Practically speaking, Photoshop was waiting for your orders what it had to do with this selection with a feathered outline. You might for example invert the selection and then , as is suggested, take your erazor and eraze all that is not selected. If you click on the eye icon of the (background) layer under it so as to make this layer invisible, you will see the borders disappear.

But this is only half the story. Ready?
The selection outline, aka the marching ants, does not show the border of a feathered selection, but halfway between full strength and nothingness. To understand this, you'd have to use a mask, but more on this later. Let's not make it too complicated right now.

Practically speaking: if you imagine your feathering as a gradient going from black to white, the marching ants show you middle grey. So your selection would fall off halfway.

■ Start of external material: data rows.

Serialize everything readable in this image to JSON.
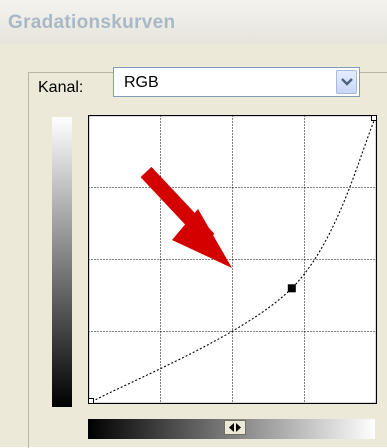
{
  "dialog": {
    "title": "Gradationskurven"
  },
  "channel": {
    "label": "Kanal:",
    "selected": "RGB",
    "dropdown_icon": "chevron-down-icon"
  },
  "curve": {
    "grid_divisions": 4,
    "input_range": [
      0,
      255
    ],
    "output_range": [
      0,
      255
    ],
    "control_points": [
      {
        "input": 0,
        "output": 0
      },
      {
        "input": 180,
        "output": 102
      },
      {
        "input": 255,
        "output": 255
      }
    ]
  },
  "annotation": {
    "arrow_color": "#d40000",
    "icon": "red-arrow-icon"
  },
  "gradient_toggle_icon": "left-right-arrows-icon"
}
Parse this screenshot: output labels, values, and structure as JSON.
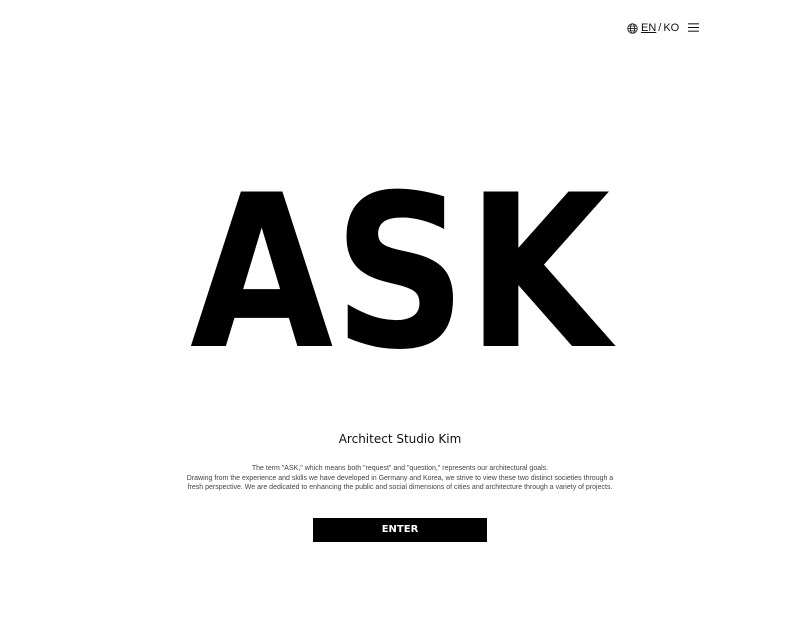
{
  "header": {
    "language": {
      "icon": "globe-icon",
      "active": "EN",
      "separator": "/",
      "alternate": "KO"
    },
    "menu_icon": "hamburger-menu-icon"
  },
  "hero": {
    "title": "ASK"
  },
  "studio_name": "Architect Studio Kim",
  "description": {
    "line1": "The term \"ASK,\" which means both \"request\" and \"question,\" represents our architectural goals.",
    "line2": "Drawing from the experience and skills we have developed in Germany and Korea, we strive to view these two distinct societies through a",
    "line3": "fresh perspective. We are dedicated to enhancing the public and social dimensions of cities and architecture through a variety of projects."
  },
  "enter_button": {
    "label": "ENTER"
  },
  "colors": {
    "background": "#ffffff",
    "text": "#000000",
    "button_bg": "#000000",
    "button_text": "#ffffff",
    "body_text": "#444444"
  }
}
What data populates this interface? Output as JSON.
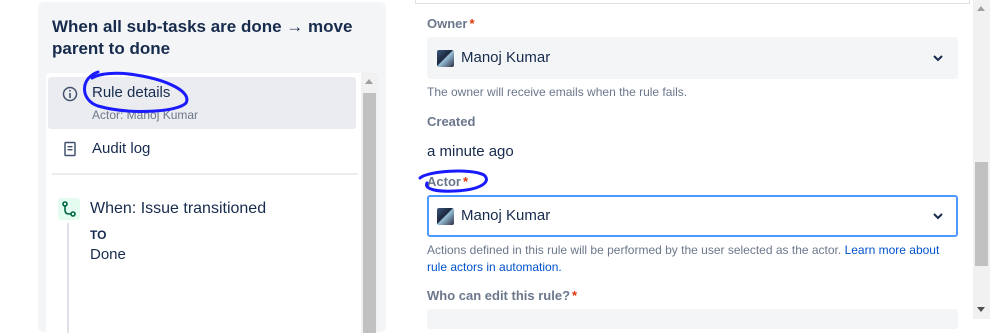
{
  "rule": {
    "title": "When all sub-tasks are done → move parent to done"
  },
  "nav": {
    "items": [
      {
        "label": "Rule details",
        "sub": "Actor: Manoj Kumar",
        "icon": "info-icon",
        "selected": true
      },
      {
        "label": "Audit log",
        "icon": "document-icon"
      }
    ],
    "trigger": {
      "label": "When: Issue transitioned",
      "to_label": "TO",
      "to_value": "Done",
      "icon": "branch-icon"
    }
  },
  "form": {
    "owner": {
      "label": "Owner",
      "required": "*",
      "value": "Manoj Kumar",
      "helper": "The owner will receive emails when the rule fails."
    },
    "created": {
      "label": "Created",
      "value": "a minute ago"
    },
    "actor": {
      "label": "Actor",
      "required": "*",
      "value": "Manoj Kumar",
      "helper": "Actions defined in this rule will be performed by the user selected as the actor.",
      "helper_link": "Learn more about rule actors in automation."
    },
    "edit_permission": {
      "label": "Who can edit this rule?",
      "required": "*"
    }
  },
  "colors": {
    "accent": "#0052cc",
    "focus_border": "#4c9aff",
    "required": "#de350b",
    "annotation": "#1a1aff"
  }
}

Therefore you may want to do the following:

1/Open your background image.
2/Open your photograph, select the arrow tool (upper right hand corner on the tools palette) and drag your photograph on the background image. You will notice that it is placed automatically on a new layer.
3/Be shure that this layer is selected (its name is coloured. Now Hold Ctrl down and click on its name in the layers palette. Your photograph is automatically selected.
4/Go to Select>Modify>Contract and fill in a number like 10. (you may change this. The higher the number, the smoother the transition). You'll notice that your selection becomes smaller.
5/We saw that the marching ants are halfway the feathering-to-come, so enter a number for feathering that is the double of the contract number, in this case, 20.
Now your selection really ends at the edge of your image and you will have a fall-off of twenty pixels.
6/But in fact, what you want is not to do something with the photograph, but with the edges. Therefore you choose Select>Invert. You'll see now marching ants where they were before, but also at the border of the photo.
7/Now click on the eye-icon of the background layer to make this layer invisible and take your erazor tool. Select a big one, 100 or even bigger and fearlessly eraze all your image. You'll see that only the borders are erazed, and the closer to your photo, the less you can eraze. You have a softened border.
8/ Make the background visible again and flatten.


Try this out, and a next time, we'll talk about masks which are the opposite of selections, but are far more handy to work with.

If you don't work against time, time often works for you.